Música Maiara e Maraisa comentam volta ao trabalho após morte de Marília: 'Tive bloqueio criativo'

Maiara e Maraisa comentam volta ao trabalho após morte de Marília: 'Tive bloqueio criativo'

As cantoras gravam o DVD do projeto 'Identidade' nesta sexta-feira (11). Esse é o primeiro projeto grande delas desde 'Patroas'

  • Música | Pedro Garcia, do R7

Resumindo a Notícia
  • Maiara e Maraisa gravam novo DVD

  • Esse é o primeiro projeto grande das artistas desde a parceria com Marília Mendonça

  • Elas contam que tiveram dificuldade de voltar ao estúdio após a morte da amiga

  • 'Tive um bloqueio criativo', conta Maraisa

Maiara e Maraisa comentam a gravação do DVD 'Identidade'

Maiara e Maraisa comentam a gravação do DVD 'Identidade'

Van Campos/Agnews

Maiara e Maraisa se preparam para gravar o quinto DVD da carreira. A dupla sobe no palco nesta sexta-feira (11) para a gravação de Identidade. Esse é o primeiro projeto grande das sertanejas desde Patroas, parceria das irmãs com Marília Mendonça, encerrada abruptamente por causa da morte da cantora em um acidente de avião. As artistas contam que trabalham na preparação desse DVD há cerca de um ano e que vão imprimir a identidade do duo após alcançarem uma consolidada carreira na música e passarem por um período turbulento devido à perda da amiga.

Antes da gravação do DVD Identidade, as sertanejas rodaram o Brasil com a turnê Metamorfose. As cantoras explicam que o nome se deu pelo momento de mudanças pelo qual elas passavam depois da pandemia e também após a morte de Marília Mendonça. Maraisa diz que elas tentaram ressignificar tudo o que viveram desde o projeto Patroas e buscar a identidade da dupla. Para isso, tiveram um ano cheio de trabalho. "A gente viveu intensamente esse projeto.
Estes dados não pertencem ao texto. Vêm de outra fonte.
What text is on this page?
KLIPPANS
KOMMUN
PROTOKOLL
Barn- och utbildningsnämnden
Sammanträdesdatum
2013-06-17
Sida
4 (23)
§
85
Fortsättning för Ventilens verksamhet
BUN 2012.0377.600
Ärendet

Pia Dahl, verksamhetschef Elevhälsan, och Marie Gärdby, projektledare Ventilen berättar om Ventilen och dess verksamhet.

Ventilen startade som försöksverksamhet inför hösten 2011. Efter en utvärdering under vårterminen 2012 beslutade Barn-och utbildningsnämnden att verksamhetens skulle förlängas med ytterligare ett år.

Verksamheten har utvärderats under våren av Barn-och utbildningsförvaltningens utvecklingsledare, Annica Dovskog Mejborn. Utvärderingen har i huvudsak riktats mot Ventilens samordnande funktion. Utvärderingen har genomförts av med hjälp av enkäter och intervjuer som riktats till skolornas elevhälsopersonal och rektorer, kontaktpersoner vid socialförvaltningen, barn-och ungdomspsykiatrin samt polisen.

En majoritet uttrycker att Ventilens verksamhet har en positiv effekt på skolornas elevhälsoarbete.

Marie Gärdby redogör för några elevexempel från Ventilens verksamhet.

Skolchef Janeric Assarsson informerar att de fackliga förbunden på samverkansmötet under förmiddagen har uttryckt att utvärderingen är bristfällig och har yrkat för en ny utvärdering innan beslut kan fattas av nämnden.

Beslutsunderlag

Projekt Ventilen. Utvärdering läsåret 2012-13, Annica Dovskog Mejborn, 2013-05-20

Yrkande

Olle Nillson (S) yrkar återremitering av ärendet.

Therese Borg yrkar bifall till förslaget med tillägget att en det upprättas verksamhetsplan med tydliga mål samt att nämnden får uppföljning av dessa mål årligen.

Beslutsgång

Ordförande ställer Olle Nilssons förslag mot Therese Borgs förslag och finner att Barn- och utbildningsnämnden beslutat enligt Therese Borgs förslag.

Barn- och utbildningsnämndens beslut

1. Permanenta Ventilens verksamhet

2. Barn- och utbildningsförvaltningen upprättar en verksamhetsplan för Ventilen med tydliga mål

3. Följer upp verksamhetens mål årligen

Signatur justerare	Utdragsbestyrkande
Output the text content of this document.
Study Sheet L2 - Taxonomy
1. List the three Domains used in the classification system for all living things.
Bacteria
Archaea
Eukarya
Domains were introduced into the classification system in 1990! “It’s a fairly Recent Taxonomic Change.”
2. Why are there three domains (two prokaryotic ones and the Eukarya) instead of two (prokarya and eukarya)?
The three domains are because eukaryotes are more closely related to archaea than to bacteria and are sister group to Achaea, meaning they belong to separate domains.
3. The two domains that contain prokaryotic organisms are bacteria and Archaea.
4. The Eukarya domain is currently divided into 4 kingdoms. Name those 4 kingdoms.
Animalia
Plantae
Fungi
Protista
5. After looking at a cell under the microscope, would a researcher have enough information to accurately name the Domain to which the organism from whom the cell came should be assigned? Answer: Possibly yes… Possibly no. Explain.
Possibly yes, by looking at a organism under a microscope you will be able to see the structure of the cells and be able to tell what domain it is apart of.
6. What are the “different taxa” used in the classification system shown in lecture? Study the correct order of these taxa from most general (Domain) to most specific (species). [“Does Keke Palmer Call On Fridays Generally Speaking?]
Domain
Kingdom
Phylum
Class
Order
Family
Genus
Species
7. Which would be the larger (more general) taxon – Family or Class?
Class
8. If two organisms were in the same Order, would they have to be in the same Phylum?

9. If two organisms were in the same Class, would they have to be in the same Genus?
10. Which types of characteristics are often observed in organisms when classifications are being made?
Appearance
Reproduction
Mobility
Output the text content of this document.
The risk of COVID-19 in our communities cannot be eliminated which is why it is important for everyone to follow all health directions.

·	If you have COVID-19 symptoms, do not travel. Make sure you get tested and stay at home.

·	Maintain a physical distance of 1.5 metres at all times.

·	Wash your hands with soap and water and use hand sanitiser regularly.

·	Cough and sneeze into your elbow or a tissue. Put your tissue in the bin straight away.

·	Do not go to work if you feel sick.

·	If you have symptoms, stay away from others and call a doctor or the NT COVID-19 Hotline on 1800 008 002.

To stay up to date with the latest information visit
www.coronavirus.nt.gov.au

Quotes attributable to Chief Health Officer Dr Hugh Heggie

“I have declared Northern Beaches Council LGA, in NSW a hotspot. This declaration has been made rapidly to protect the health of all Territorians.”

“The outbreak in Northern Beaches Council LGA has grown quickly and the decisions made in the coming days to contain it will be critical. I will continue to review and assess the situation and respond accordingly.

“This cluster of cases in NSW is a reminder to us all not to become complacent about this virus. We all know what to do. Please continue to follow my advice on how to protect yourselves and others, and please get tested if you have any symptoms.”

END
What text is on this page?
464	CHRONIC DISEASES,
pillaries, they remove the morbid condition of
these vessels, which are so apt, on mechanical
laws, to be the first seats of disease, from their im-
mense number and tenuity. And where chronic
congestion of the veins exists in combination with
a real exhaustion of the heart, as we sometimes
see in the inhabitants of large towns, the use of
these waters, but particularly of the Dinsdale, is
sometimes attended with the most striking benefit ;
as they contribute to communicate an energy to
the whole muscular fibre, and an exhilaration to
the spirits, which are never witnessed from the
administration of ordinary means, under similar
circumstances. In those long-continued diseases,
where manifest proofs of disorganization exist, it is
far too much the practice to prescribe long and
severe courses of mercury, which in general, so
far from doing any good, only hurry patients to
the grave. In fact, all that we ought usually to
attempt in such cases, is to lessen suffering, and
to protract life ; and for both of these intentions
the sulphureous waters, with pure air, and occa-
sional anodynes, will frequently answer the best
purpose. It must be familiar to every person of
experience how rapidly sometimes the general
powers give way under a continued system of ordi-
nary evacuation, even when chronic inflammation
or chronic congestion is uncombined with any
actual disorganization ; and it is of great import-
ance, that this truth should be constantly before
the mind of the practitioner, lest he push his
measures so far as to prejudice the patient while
Tem muita emoção, tem muita verdade", diz.

Maraisa conta que a preparação para o DVD e a gravação das músicas que elas vão cantar aconteceu no mesmo estúdio em que elas produziram o álbum das Patroas, no interior de São Paulo. Emocionada, a cantora revela que teve dificuldade em voltar àquele lugar.

"Era muito difícil ter que entrar no estúdio e sentar no mesmo sofá em que eu sentava com a Marília. Era muito difícil ter que sentar com a Maiara para tentar compor todo o repertório. Todo mundo passa por processos na vida, sei que nós não somos as únicas a perder pessoas queridas, a ter sonhos que ficaram pela metade e a gente não pode desistir da vida", diz.

As irmãs falam que até a data da gravação do DVD foi uma questão para elas. Maiara diz que a ideia inicial era gravar o Identidade em abril ou julho, mas a data final foi marcada para 11 de novembro, poucos dias após a morte de Marília Mendonça completar um ano. Inicialmente, a cantora não gostou, mas fala que foi convencida pela irmã e passou a enxergar esse novo passo como um recomeço.

Sobre o repertório do projeto, a dupla diz que há algumas composições de Maraisa e nenhuma de Maiara, que fala não ser muito ligada a compor. Por mais que tenha canções de sua autoria no repertório, Maraisa revela que enfrentou um bloqueio criativo após a morte da eterna rainha da sofrência, pois as últimas faixas de sucesso que escreveram foram em parceria com a amiga.

"Tive um bloqueio criativo e isso era uma coisa que mexia muito com a minha autoestima. Não me reconhecia. Não consegui escrever, não conseguia sentar porque as minhas últimas composições que tinham dado muito certo eu tinha feito com ela, nós duas numa sala conversando. Para mim, nós já vencemos de estar nesse momento aqui. A partir de hoje, vejo que Maiara e Maraisa aguentam qualquer rojão", lembra.

Não foi apenas Maraisa que enfrentou dificuldades na vida profissional por conta do luto. Após a morte de Marília, em novembro, as irmãs voltaram ao palco em dezembro. Maiara conta que essa não foi uma decisão dela e que ela pensava em passar o resto do ano sem fazer shows.

"Quando aconteceu em novembro, falei assim: 'Como a gente vai trabalhar em dezembro? Vamos encerrar esse ano, já foi'. Mas a Maraisa chegou em mim e falou assim: 'A gente precisa porque teve gente da nossa equipe que ficou até agora esperando por esse momento, que perderam pessoas queridas e ficaram sem trabalhar. E agora a gente precisa voltar, né?'", recorda. "Se a gente parasse, com toda certeza nós não iríamos voltar para o trabalho", completa Maraisa.